RagTagBand said:
The health bar has not changed in almost 2 decades because it is not broken, it is not only "not broken" but it's pretty much at its pique.
trouble_gum said:
If it ain't broke, don't fix it.
GeneralTwinkle said:
Dont fix what aint broke, it works fine as is.
hazabaza1 said:
I still like the healthbar. Keep it as it is.
ultimateownage said:
If it's not broken, don't fix it.
jajaja, we get the point. This is not what the thread's about, however. I'm not lamenting the health bar as 'broken', or complaining that it's a piece of crap. I do like it for most games that use it, and I'm not trying to enforce a belief that all games must strive for optimum realism at all times. Ever. The health bar does what it does, which is (was?) fine, but this attitude hardly embiggens an entrepreneurial spirit in the
future of gaming, seeing as every combat-based game still uses them, and the variation between games in this respect is
very little.
When consoles began to get powerful enough to deal with polygons over sprites, the results were less than stellar; early 3D polygonal games sucked, and sprite-based games were looking better all the time. Had games designers employed this sense of mentality ("Why go 3D? Sprites are fine the way they are. If it ain't broke...") then games wouldn't have progressed in the exciting way they did. Grab a few magazines from 1992, read the readers' letters. It's hilarious stuff. ("My Game Boy is fine the way it is. Why would I ever want one in
colour?" "any console that uses CDs (which are scratchable and break easily) is going to fail over a console that sticks with cartridges (indestructible objects of pure beauty)") ...and I'm getting a similar vibe here. "I likes my health bar the way it is. Let's stick with it, and never question whether a newer, more evolved, better system could come along 'cause it CAN'T. So don't even
think about it. Just, like, enjoy what's there, man."

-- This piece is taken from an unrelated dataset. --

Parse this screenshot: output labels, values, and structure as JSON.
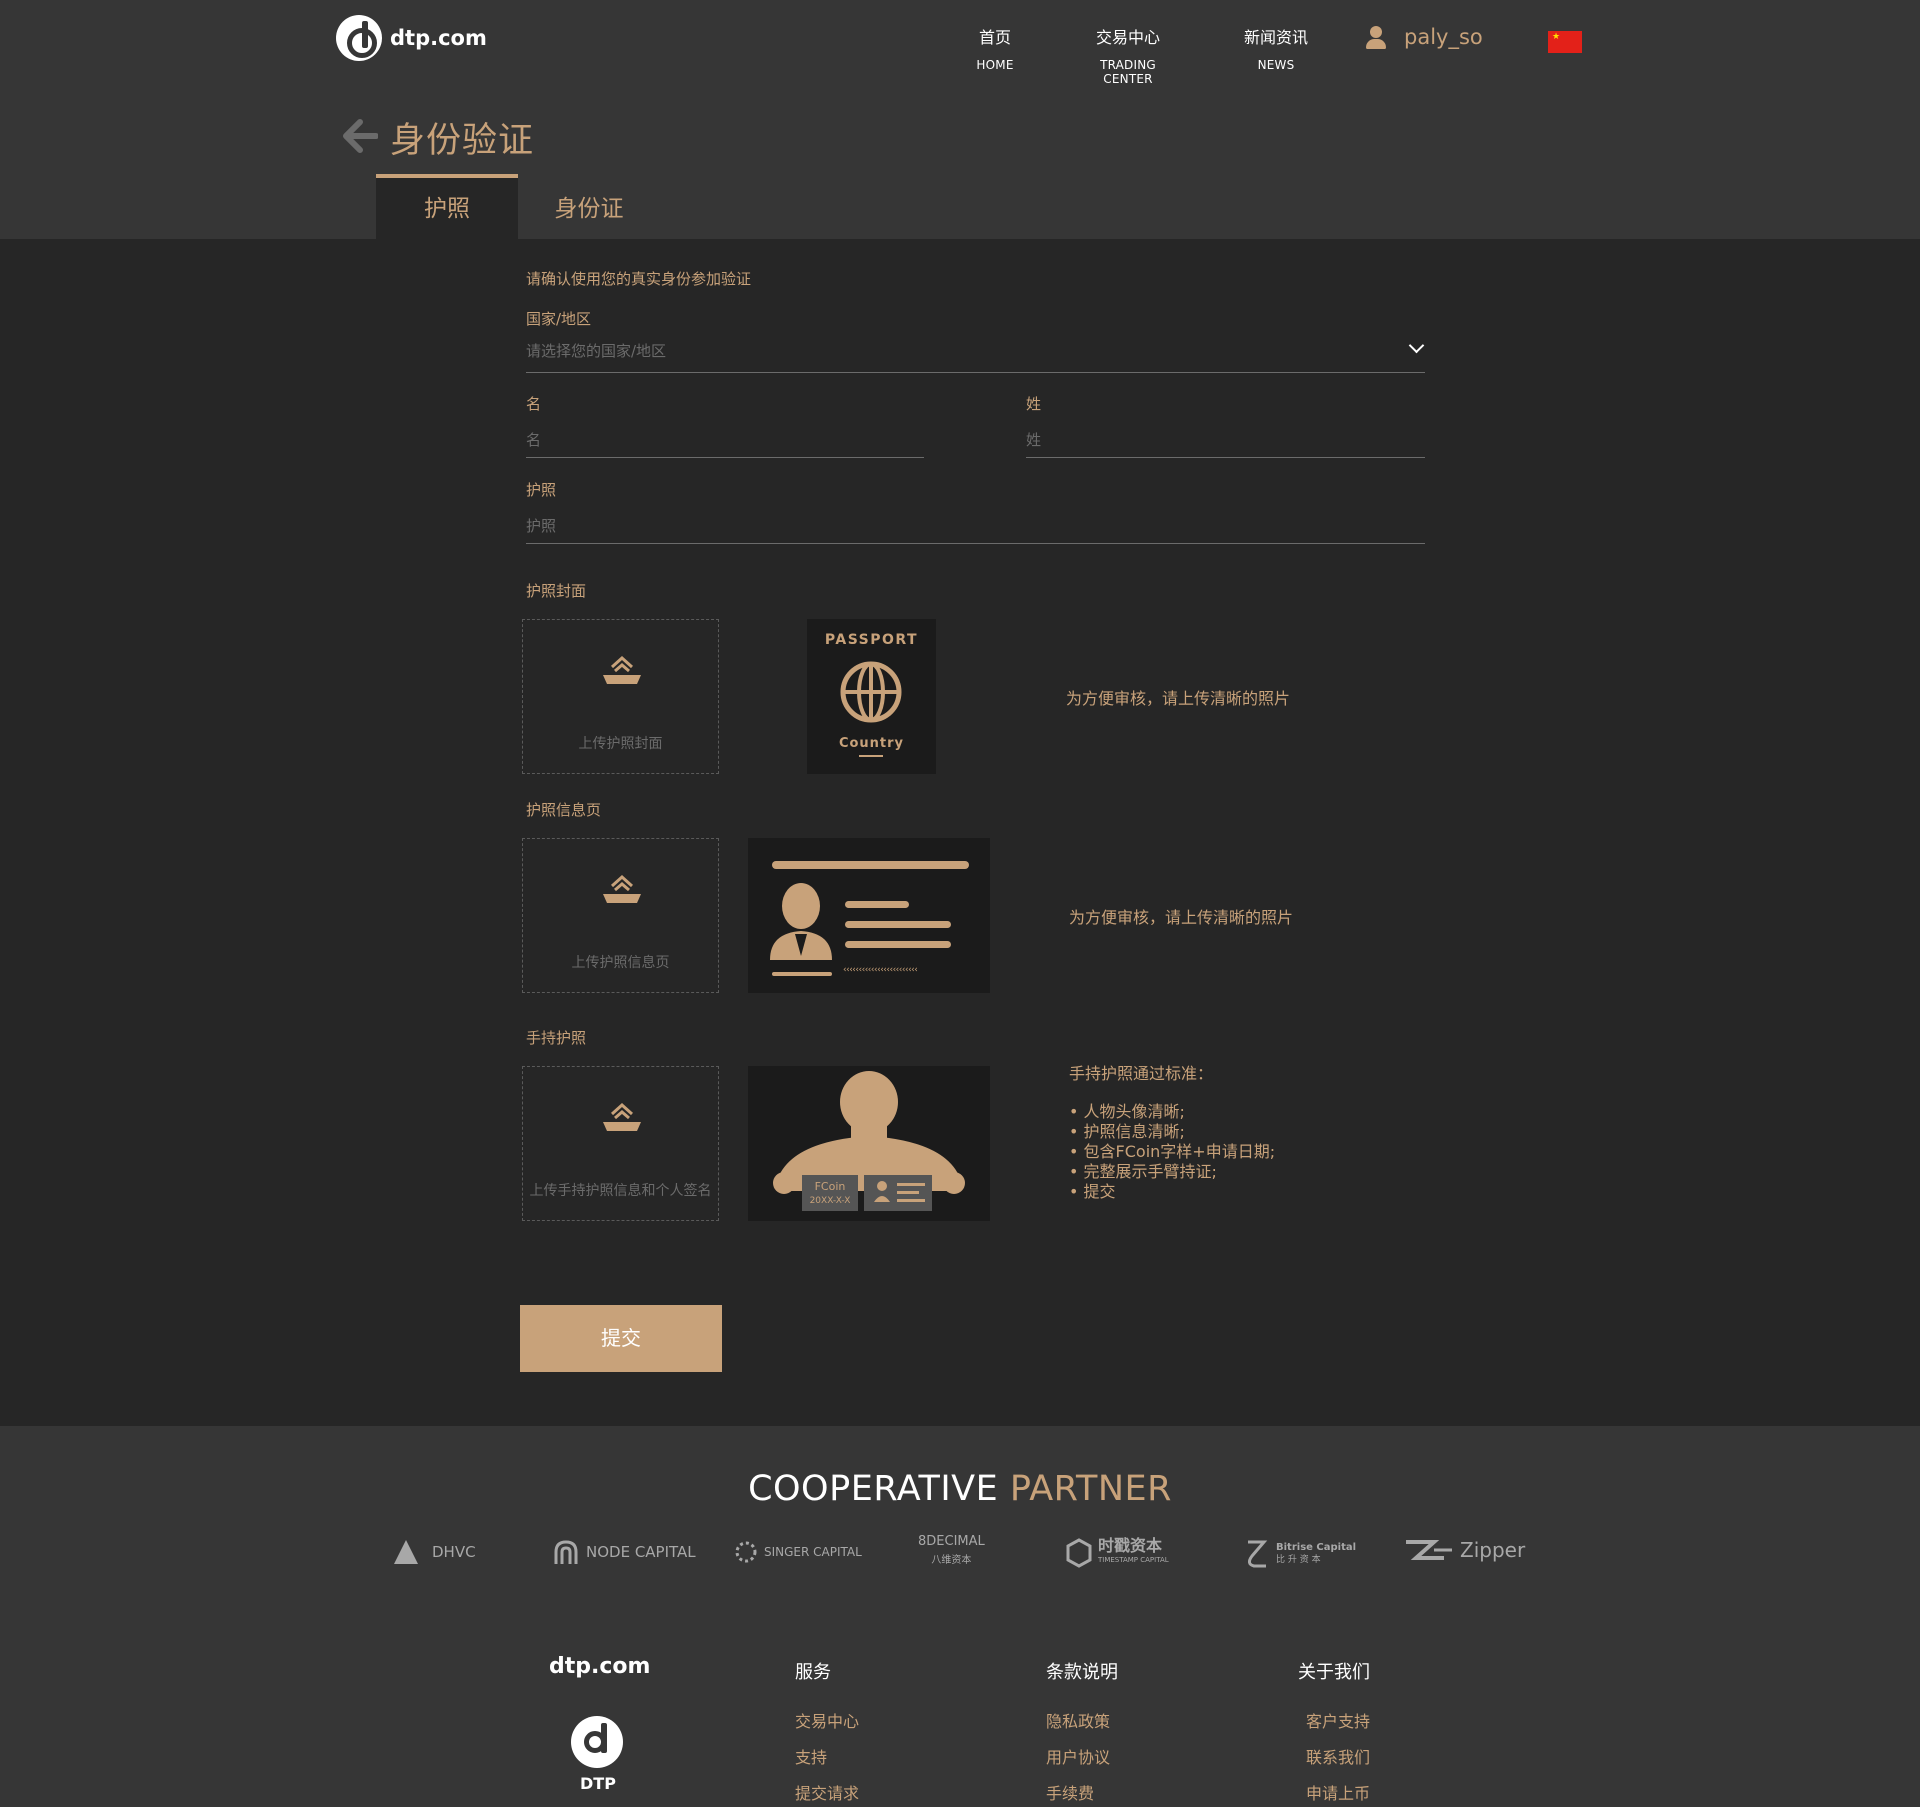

Remember, people who make the games we'll be playing in the future read the Escapist, and join in the forums, and take on board the kind of things people have to say. Apparently the consensus is that we should leave the health bar alone and let it continue untouched and unquestioned in the future of games, so when our grandkids are playing
Pong of Duty XXXVII through their neur-holo implants, they're still going to see that little green bar in the corner of their cytro-retinal display.
Random berk said:
I think Yahtzee talked about this before, and I think its the best option- keep the green bar, but instead of having it represent the characters health, have it represent his sheer dumb luck.
I think the Yahtzee system of luck and risk replacing health, particularly in bullet games, would be a viable alternative (possibly not for multiplayer) to the green bar. Some sort of system that judges how risky your behaviour is, such as your use of cover, your approach to a given situation (
Crysis 2 I believe implemented a risk-based set-piece approach to taking on mobs), and whether you're a gung-ho Drakian hero who leaps over walls guns a-blazin' in the middle of a 60-on-1 firefight, or a Rainbow Sixer who tosses a flashbang into a room, followed by a smoke grenade, and crawls through a second entrance on your belly, disabling your enemies from behind by capping them in the back of the kneecap. Both styles are fun to play (and replay). The idea being that, (like in Rainbow 6) one bullet kills/disables, but you won't get hit by a bullet unless your risk-o-meter goes into the red. (point blank range would discount this, as it's pretty annoying when an AK-toting enemy is standing in front of you, and can only hit the lamp on the table behind you. Also, being in point blank range of an enemy you haven't yet killed/disabled would pretty much instantly shoot your risk factor into the red).
Ultimately, one hit kills, but you wouldn't get hit at all if you play well and play smart. The health bar would be gone, replaced with a hypothetical "risk bar", which might not have to be as visual and imposing as a health bar, because as an intelligent human gamer you should be able to judge whether your player-character is engaging in high-risk behaviour or not. Stay low-risk, stay alive. Of course, this could be offset by a more imposing enemy, therefore hiding behind a wall for too long would raise your risk bar higher as the enemy moves into a stronger position, say.
Anyway, the potential is
there. The health bar need not be the
only system that games use. There's no real need to be conservative and hold onto it as if it's the most important aspect of a game to you, just because you can't instantly think of a better system that can replace it (for none exists). Games
evolve. They always have done, and will continue to do so; why can't the health bar do the same?